US 11,698,936 B2
System and methods for search engine parameter tuning using genetic algorithm
Jared Moore, Atlanta, GA (US); Rongkai Zhao, Kildeer, IL (US); Ravi Sambhu, Alpharetta, GA (US); and Naveen Krishna, Atlanta, GA (US)
Assigned to Home Depot Product Authority, LLC, Atlanta, GA (US)
Filed by Home Depot Product Authority, LLC, Atlanta, GA (US)
Filed on Oct. 9, 2017, as Appl. No. 15/727,917.
Prior Publication US 2019/0108279 A1, Apr. 11, 2019
Int. Cl. G06F 16/951 (2019.01); G06F 16/953 (2019.01); G06N 3/126 (2023.01)

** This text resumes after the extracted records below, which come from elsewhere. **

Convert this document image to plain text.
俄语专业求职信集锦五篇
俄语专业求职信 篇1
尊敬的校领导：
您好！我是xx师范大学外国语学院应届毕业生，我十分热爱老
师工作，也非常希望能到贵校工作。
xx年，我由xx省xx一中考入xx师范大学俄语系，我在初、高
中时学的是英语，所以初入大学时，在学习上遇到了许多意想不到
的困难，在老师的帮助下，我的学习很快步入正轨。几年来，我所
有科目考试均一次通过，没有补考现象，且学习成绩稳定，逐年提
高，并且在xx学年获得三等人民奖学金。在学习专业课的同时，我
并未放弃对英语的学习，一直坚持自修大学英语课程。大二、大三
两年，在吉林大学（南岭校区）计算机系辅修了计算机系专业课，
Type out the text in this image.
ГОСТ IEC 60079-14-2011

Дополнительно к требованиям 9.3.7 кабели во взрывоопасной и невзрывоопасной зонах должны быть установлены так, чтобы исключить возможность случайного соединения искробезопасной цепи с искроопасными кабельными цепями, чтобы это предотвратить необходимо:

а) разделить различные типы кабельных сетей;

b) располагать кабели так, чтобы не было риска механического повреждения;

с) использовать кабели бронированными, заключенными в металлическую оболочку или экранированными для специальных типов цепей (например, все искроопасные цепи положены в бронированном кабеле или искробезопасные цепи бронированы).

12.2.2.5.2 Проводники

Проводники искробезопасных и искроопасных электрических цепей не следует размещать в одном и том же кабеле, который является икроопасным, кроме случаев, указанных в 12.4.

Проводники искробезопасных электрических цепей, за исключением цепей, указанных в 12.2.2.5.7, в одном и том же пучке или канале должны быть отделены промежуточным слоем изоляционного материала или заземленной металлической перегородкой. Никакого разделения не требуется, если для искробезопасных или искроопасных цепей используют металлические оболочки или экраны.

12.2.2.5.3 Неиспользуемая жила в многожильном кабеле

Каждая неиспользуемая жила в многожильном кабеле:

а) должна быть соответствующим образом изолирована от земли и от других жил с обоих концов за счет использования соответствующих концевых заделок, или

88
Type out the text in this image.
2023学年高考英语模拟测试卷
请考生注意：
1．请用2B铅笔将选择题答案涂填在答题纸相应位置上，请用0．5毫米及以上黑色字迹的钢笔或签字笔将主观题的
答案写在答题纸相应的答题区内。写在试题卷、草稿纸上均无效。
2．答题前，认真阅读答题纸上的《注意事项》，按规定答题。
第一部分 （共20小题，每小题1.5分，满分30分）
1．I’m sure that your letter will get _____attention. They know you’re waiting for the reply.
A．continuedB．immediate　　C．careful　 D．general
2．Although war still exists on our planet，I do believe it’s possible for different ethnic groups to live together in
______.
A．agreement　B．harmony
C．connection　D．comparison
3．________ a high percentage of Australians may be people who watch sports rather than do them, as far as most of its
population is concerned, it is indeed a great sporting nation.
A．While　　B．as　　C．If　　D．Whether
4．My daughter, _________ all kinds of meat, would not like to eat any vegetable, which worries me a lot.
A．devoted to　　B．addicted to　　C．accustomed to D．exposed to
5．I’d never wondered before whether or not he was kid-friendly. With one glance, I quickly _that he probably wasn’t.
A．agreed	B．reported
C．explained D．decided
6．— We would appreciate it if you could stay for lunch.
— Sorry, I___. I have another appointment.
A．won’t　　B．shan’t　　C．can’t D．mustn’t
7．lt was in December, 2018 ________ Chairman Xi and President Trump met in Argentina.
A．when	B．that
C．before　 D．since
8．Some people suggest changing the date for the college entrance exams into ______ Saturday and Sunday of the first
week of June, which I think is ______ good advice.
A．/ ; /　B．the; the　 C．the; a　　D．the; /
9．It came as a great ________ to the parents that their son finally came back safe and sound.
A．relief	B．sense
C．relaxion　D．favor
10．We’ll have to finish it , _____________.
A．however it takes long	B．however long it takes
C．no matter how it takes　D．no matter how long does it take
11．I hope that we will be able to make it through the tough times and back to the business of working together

CPC G06F 16/951 (2019.01) [G06F 16/953 (2019.01); G06N 3/126 (2013.01)] 18 Claims
OG exemplary drawing
 
1. A method for operating an electronic document search engine by setting respective weights of a plurality of search parameters in the search engine, the method comprising:
determining a multi-dimensional search parameter space comprising a set of possible weight values for each of the plurality of search parameters;
dividing the search parameter space into a grid of evenly-spaced values that is a subset of the set of possible values;
defining one or more initial populations of search parameter weight values, wherein each population of search parameter weight values comprises a plurality of initial individuals, wherein each initial individual comprises a set of search parameter weight values, each set comprising a respective one of the evenly-spaced values for each of the search parameters;
executing one or more genetic algorithms based on the one or more initial populations to select a final set of search parameter weight values, wherein executing one or more genetic algorithms based on the one or more initial populations comprises:
executing an evolution step, the evolution step comprising creating a plurality of children individuals, each child individual comprising new values for each of the search parameter weights, each child individual based on a respective first parent individual and second parent individual, wherein the new value for each one of the search parameter weights is selected from a range of values between a value of the respective first parent individual for that weight and a value of the respective second parent individual for that weight, wherein each parent individual is a respective one of the initial individuals; and
computing a fitness of each initial individual of the one or more initial populations based on historical selections by a plurality of users in response to previous searches, wherein computing a fitness of each initial individual comprises measuring how often the plurality of users selected one or more documents returned by the initial individual in each of a plurality of searches; and
returning results of a user search in the search engine according to the final set of search parameter weight values.